Hampir sama dengan Bobotan, Ngukus memadukan antara tuturan (mantra dan kidung) dengan praktik ritual berupa pembakaran kemenyan. Dua tradisi terakhir yang paling sering dilabeli sebagai perbuatan bidah dalam kacamata kelompok puritan.


Di tengah perdebatan atau penilaian bidah terhadap tradisi tradisi lokal, sering kali terlupakan nilai-nilai utama yang menjadi kekuatan lahirnya berbagai tradisi itu di masyarakat. Tradisi Gaok, misalnya menunjukkan upaya transmisi nilai kebaikan tentang kehidupan sosial, pelestarian lingkungan, penghambaan kepada Tuhan, proses pemenuhan kebutuhan hidup dari nenek moyang kepada generasi selanjutnya. 

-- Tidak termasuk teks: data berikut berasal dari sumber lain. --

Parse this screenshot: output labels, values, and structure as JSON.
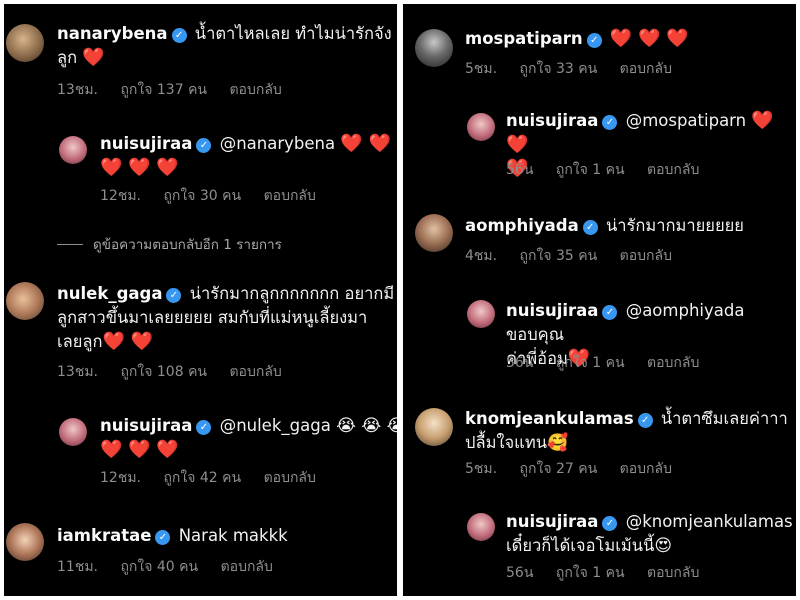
{
  "left": {
    "comments": [
      {
        "username": "nanarybena",
        "text": "น้ำตาไหลเลย ทำไมน่ารักจัง",
        "text2": "ลูก",
        "hearts": "❤️",
        "time": "13ชม.",
        "likes": "ถูกใจ 137 คน",
        "reply": "ตอบกลับ"
      },
      {
        "username": "nuisujiraa",
        "mention": "@nanarybena",
        "hearts1": "❤️ ❤️",
        "hearts2": "❤️ ❤️ ❤️",
        "time": "12ชม.",
        "likes": "ถูกใจ 30 คน",
        "reply": "ตอบกลับ"
      },
      {
        "view_replies": "ดูข้อความตอบกลับอีก 1 รายการ"
      },
      {
        "username": "nulek_gaga",
        "text": "น่ารักมากลูกกกกกกก อยากมี",
        "text2": "ลูกสาวขึ้นมาเลยยยยย สมกับที่แม่หนูเลี้ยงมา",
        "text3": "เลยลูก",
        "hearts": "❤️ ❤️",
        "time": "13ชม.",
        "likes": "ถูกใจ 108 คน",
        "reply": "ตอบกลับ"
      },
      {
        "username": "nuisujiraa",
        "mention": "@nulek_gaga",
        "emojis": "😭 😭 😭",
        "hearts2": "❤️ ❤️ ❤️",
        "time": "12ชม.",
        "likes": "ถูกใจ 42 คน",
        "reply": "ตอบกลับ"
      },
      {
        "username": "iamkratae",
        "text": "Narak makkk",
        "time": "11ชม.",
        "likes": "ถูกใจ 40 คน",
        "reply": "ตอบกลับ"
      }
    ]
  },
  "right": {
    "comments": [
      {
        "username": "mospatiparn",
        "hearts": "❤️ ❤️ ❤️",
        "time": "5ชม.",
        "likes": "ถูกใจ 33 คน",
        "reply": "ตอบกลับ"
      },
      {
        "username": "nuisujiraa",
        "mention": "@mospatiparn",
        "hearts1": "❤️ ❤️",
        "hearts2": "❤️",
        "time": "56น",
        "likes": "ถูกใจ 1 คน",
        "reply": "ตอบกลับ"
      },
      {
        "username": "aomphiyada",
        "text": "น่ารักมากมายยยยย",
        "time": "4ชม.",
        "likes": "ถูกใจ 35 คน",
        "reply": "ตอบกลับ"
      },
      {
        "username": "nuisujiraa",
        "mention": "@aomphiyada",
        "text": "ขอบคุณ",
        "text2": "ค่าพี่อ้อม",
        "hearts": "❤️",
        "time": "56น",
        "likes": "ถูกใจ 1 คน",
        "reply": "ตอบกลับ"
      },
      {
        "username": "knomjeankulamas",
        "text": "น้ำตาซึมเลยค่าาา",
        "text2": "ปลื้มใจแทน",
        "emoji": "🥰",
        "time": "5ชม.",
        "likes": "ถูกใจ 27 คน",
        "reply": "ตอบกลับ"
      },
      {
        "username": "nuisujiraa",
        "mention": "@knomjeankulamas",
        "text2": "เดี๋ยวก็ได้เจอโมเม้นนี้",
        "emoji": "😍",
        "time": "56น",
        "likes": "ถูกใจ 1 คน",
        "reply": "ตอบกลับ"
      }
    ]
  },
  "colors": {
    "background": "#000000",
    "text": "#f2f2f2",
    "meta": "#8e8e8e",
    "verified": "#3897f0",
    "heart": "#ed2b3a"
  },
  "icons": {
    "verified": "verified-badge-icon"
  }
}
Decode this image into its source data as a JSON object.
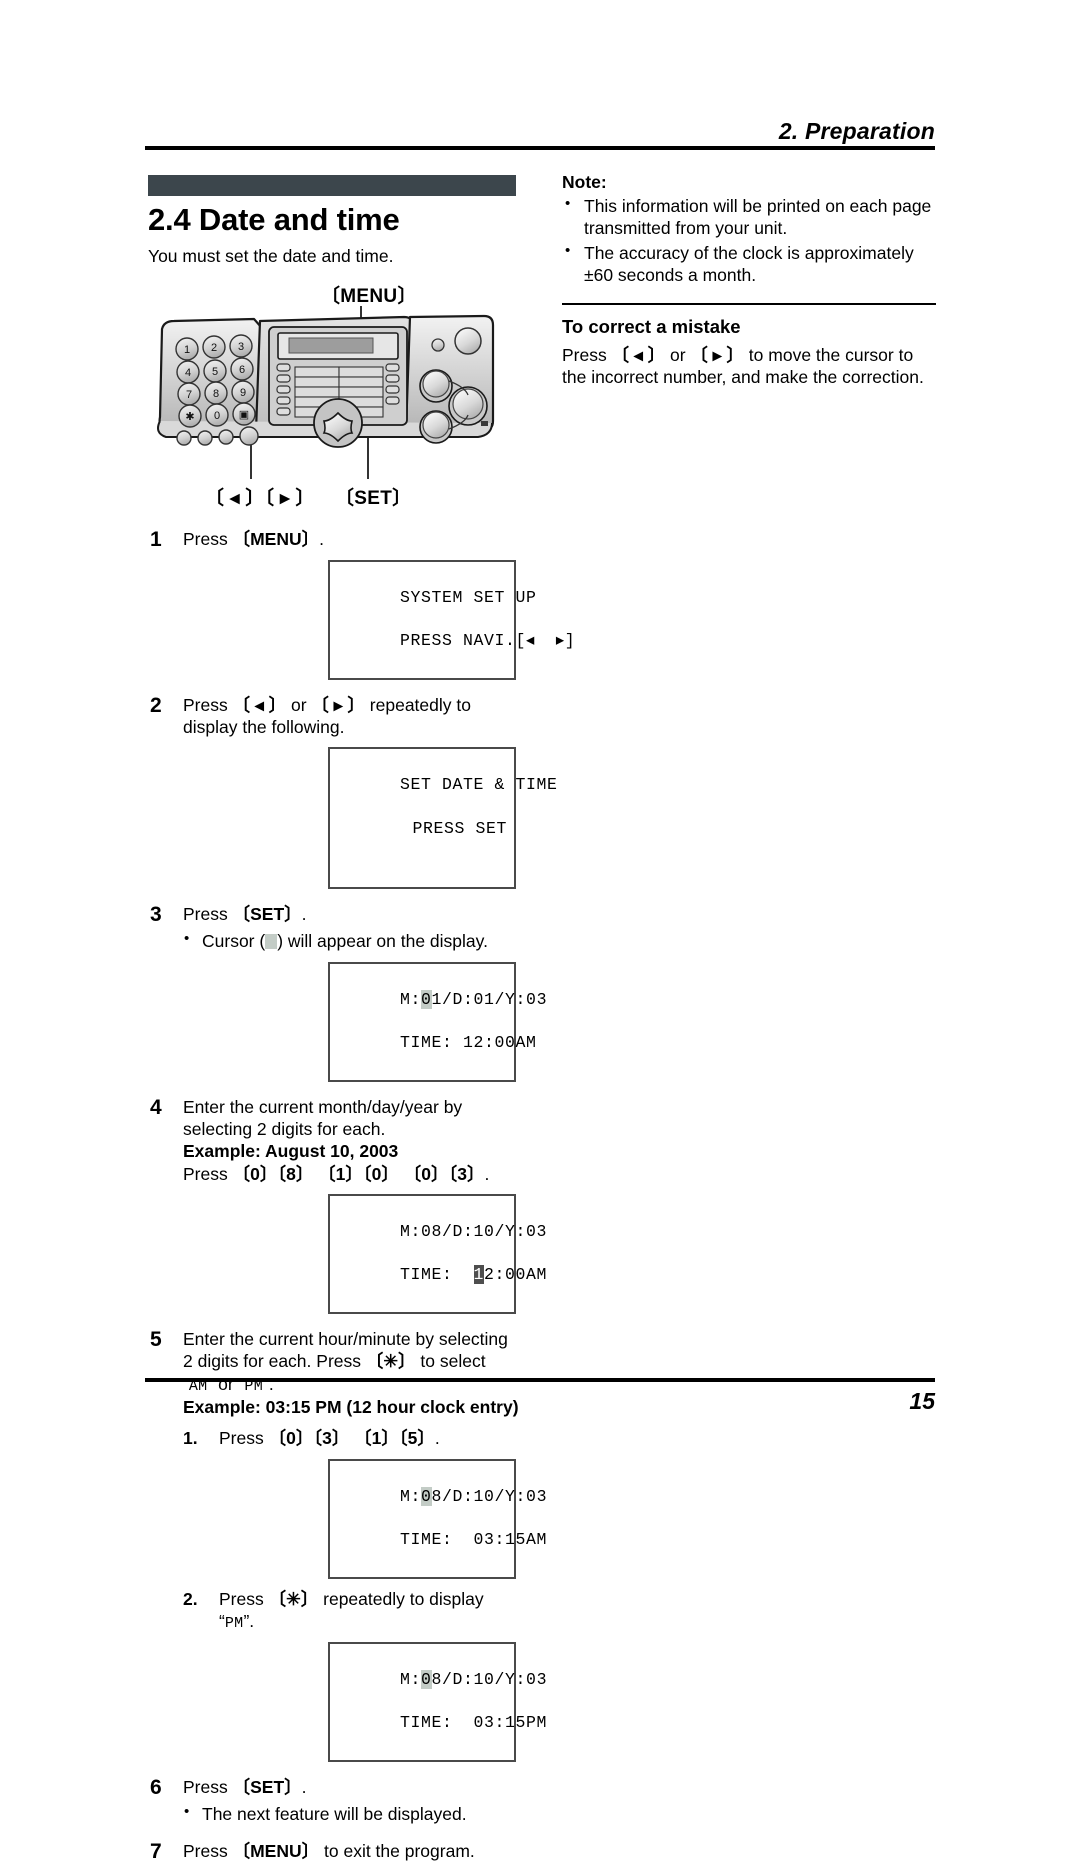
{
  "header": {
    "running_head": "2. Preparation"
  },
  "footer": {
    "page_number": "15"
  },
  "section": {
    "title": "2.4 Date and time",
    "intro": "You must set the date and time.",
    "bar_color": "#3c464c"
  },
  "illustration": {
    "alt": "fax machine control panel",
    "callouts": {
      "menu": "〔MENU〕",
      "navigator": "〔 ◂ 〕〔 ▸ 〕",
      "set": "〔SET〕"
    },
    "keypad_labels": [
      "1",
      "2",
      "3",
      "4",
      "5",
      "6",
      "7",
      "8",
      "9",
      "✳",
      "0",
      "▣"
    ]
  },
  "steps": [
    {
      "num": "1",
      "text_pre": "Press ",
      "key": "〔MENU〕",
      "text_post": "."
    },
    {
      "num": "2",
      "text_pre": "Press ",
      "key1": "〔 ◂ 〕",
      "mid": " or ",
      "key2": "〔 ▸ 〕",
      "text_post": " repeatedly to display the following."
    },
    {
      "num": "3",
      "text_pre": "Press ",
      "key": "〔SET〕",
      "text_post": ".",
      "bullet_pre": "Cursor (",
      "bullet_post": ") will appear on the display."
    },
    {
      "num": "4",
      "line1": "Enter the current month/day/year by selecting 2 digits for each.",
      "example": "Example: August 10, 2003",
      "press_pre": "Press ",
      "press_keys": "〔0〕〔8〕 〔1〕〔0〕 〔0〕〔3〕",
      "press_post": "."
    },
    {
      "num": "5",
      "line1_a": "Enter the current hour/minute by selecting 2 digits for each. Press ",
      "line1_key": "〔✳〕",
      "line1_b": " to select “",
      "line1_am": "AM",
      "line1_c": "” or “",
      "line1_pm": "PM",
      "line1_d": "”.",
      "example": "Example: 03:15 PM (12 hour clock entry)",
      "sub1_num": "1.",
      "sub1_pre": "Press ",
      "sub1_keys": "〔0〕〔3〕 〔1〕〔5〕",
      "sub1_post": ".",
      "sub2_num": "2.",
      "sub2_pre": "Press ",
      "sub2_key": "〔✳〕",
      "sub2_mid": " repeatedly to display “",
      "sub2_pm": "PM",
      "sub2_post": "”."
    },
    {
      "num": "6",
      "text_pre": "Press ",
      "key": "〔SET〕",
      "text_post": ".",
      "bullet": "The next feature will be displayed."
    },
    {
      "num": "7",
      "text_pre": "Press ",
      "key": "〔MENU〕",
      "text_post": " to exit the program."
    }
  ],
  "lcd": {
    "d1": {
      "line1": "SYSTEM SET UP",
      "line2": "PRESS NAVI.[◂  ▸]"
    },
    "d2": {
      "line1": "SET DATE & TIME",
      "line2": "PRESS SET"
    },
    "d3": {
      "a": "M:",
      "hl": "0",
      "b": "1/D:01/Y:03",
      "line2": "TIME: 12:00AM"
    },
    "d4": {
      "line1": "M:08/D:10/Y:03",
      "a": "TIME:  ",
      "hl": "1",
      "b": "2:00AM"
    },
    "d5": {
      "a": "M:",
      "hl": "0",
      "b": "8/D:10/Y:03",
      "line2": "TIME:  03:15AM"
    },
    "d6": {
      "a": "M:",
      "hl": "0",
      "b": "8/D:10/Y:03",
      "line2": "TIME:  03:15PM"
    }
  },
  "note": {
    "title": "Note:",
    "items": [
      "This information will be printed on each page transmitted from your unit.",
      "The accuracy of the clock is approximately ±60 seconds a month."
    ]
  },
  "correct": {
    "title": "To correct a mistake",
    "pre": "Press ",
    "key1": "〔 ◂ 〕",
    "mid": " or ",
    "key2": "〔 ▸ 〕",
    "post": " to move the cursor to the incorrect number, and make the correction."
  }
}
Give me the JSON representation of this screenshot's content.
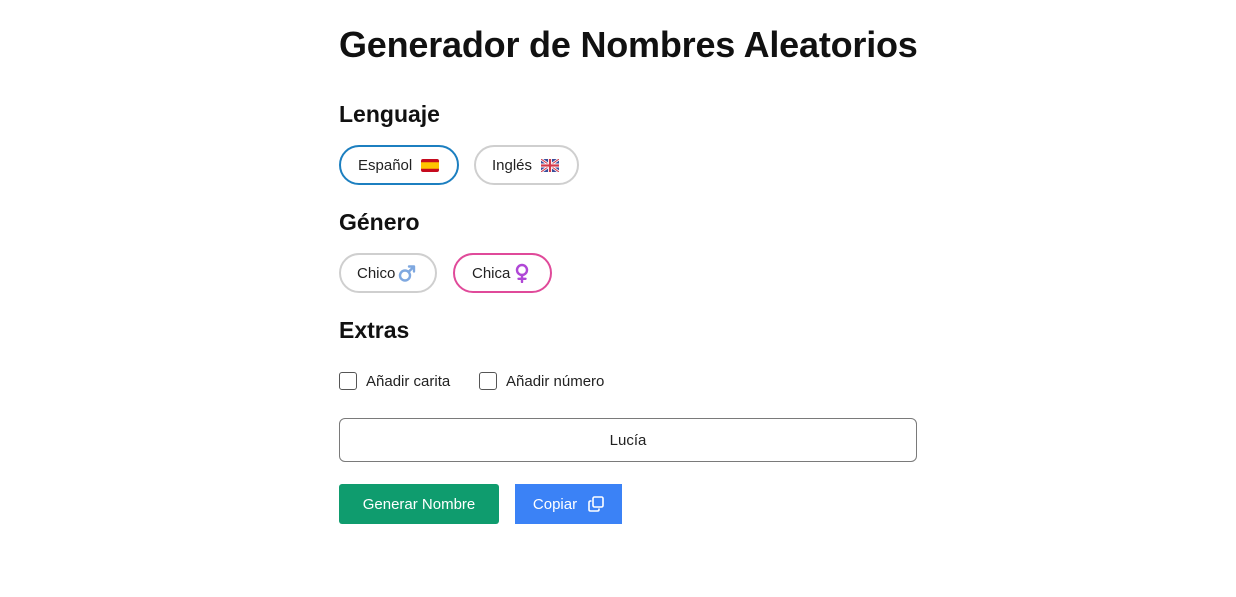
{
  "page": {
    "title": "Generador de Nombres Aleatorios"
  },
  "language": {
    "heading": "Lenguaje",
    "options": [
      {
        "label": "Español",
        "icon": "spain-flag-icon",
        "selected": true
      },
      {
        "label": "Inglés",
        "icon": "uk-flag-icon",
        "selected": false
      }
    ]
  },
  "gender": {
    "heading": "Género",
    "options": [
      {
        "label": "Chico",
        "icon": "male-symbol-icon",
        "selected": false
      },
      {
        "label": "Chica",
        "icon": "female-symbol-icon",
        "selected": true
      }
    ]
  },
  "extras": {
    "heading": "Extras",
    "options": [
      {
        "label": "Añadir carita",
        "checked": false
      },
      {
        "label": "Añadir número",
        "checked": false
      }
    ]
  },
  "result": {
    "value": "Lucía"
  },
  "actions": {
    "generate_label": "Generar Nombre",
    "copy_label": "Copiar",
    "copy_icon": "copy-icon"
  },
  "colors": {
    "language_selected": "#1c7fc0",
    "gender_selected": "#e04a9a",
    "generate_button": "#0f9c6e",
    "copy_button": "#3b82f6"
  }
}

Demikian juga dengan tradisi Bobotan, di dalamnya sarat dengan nilai-nilai keutamaan. Misalnya, mengajarkan prinsip keseimbangan, kerendahan hati, mawas diri, etos kerja yang tinggi, membangun nilai nilai harmoni antara kepentingan diri dengan kepentingan kolektif. 

 

Sementara tradisi Ngukus mengajarkan penghargaan terhadap nilai-nilai kebaikan para leluhur, khususnya saat melakukan pembukaan wilayah, membangun wilayah, dan membentuk kolektivitas berbagai kelompok yang berbeda. Nilai-nilai utama tiga tradisi itu merupakan kekuatan dari apa yang disebut kearifan lokal. Dalam konteks trilogi kerukunan umat beragama, kearifan lokal yang dipenuhi dengan nilai keutamaan seperti ini sangat strategis dalam membangun harmoni kebangsaan.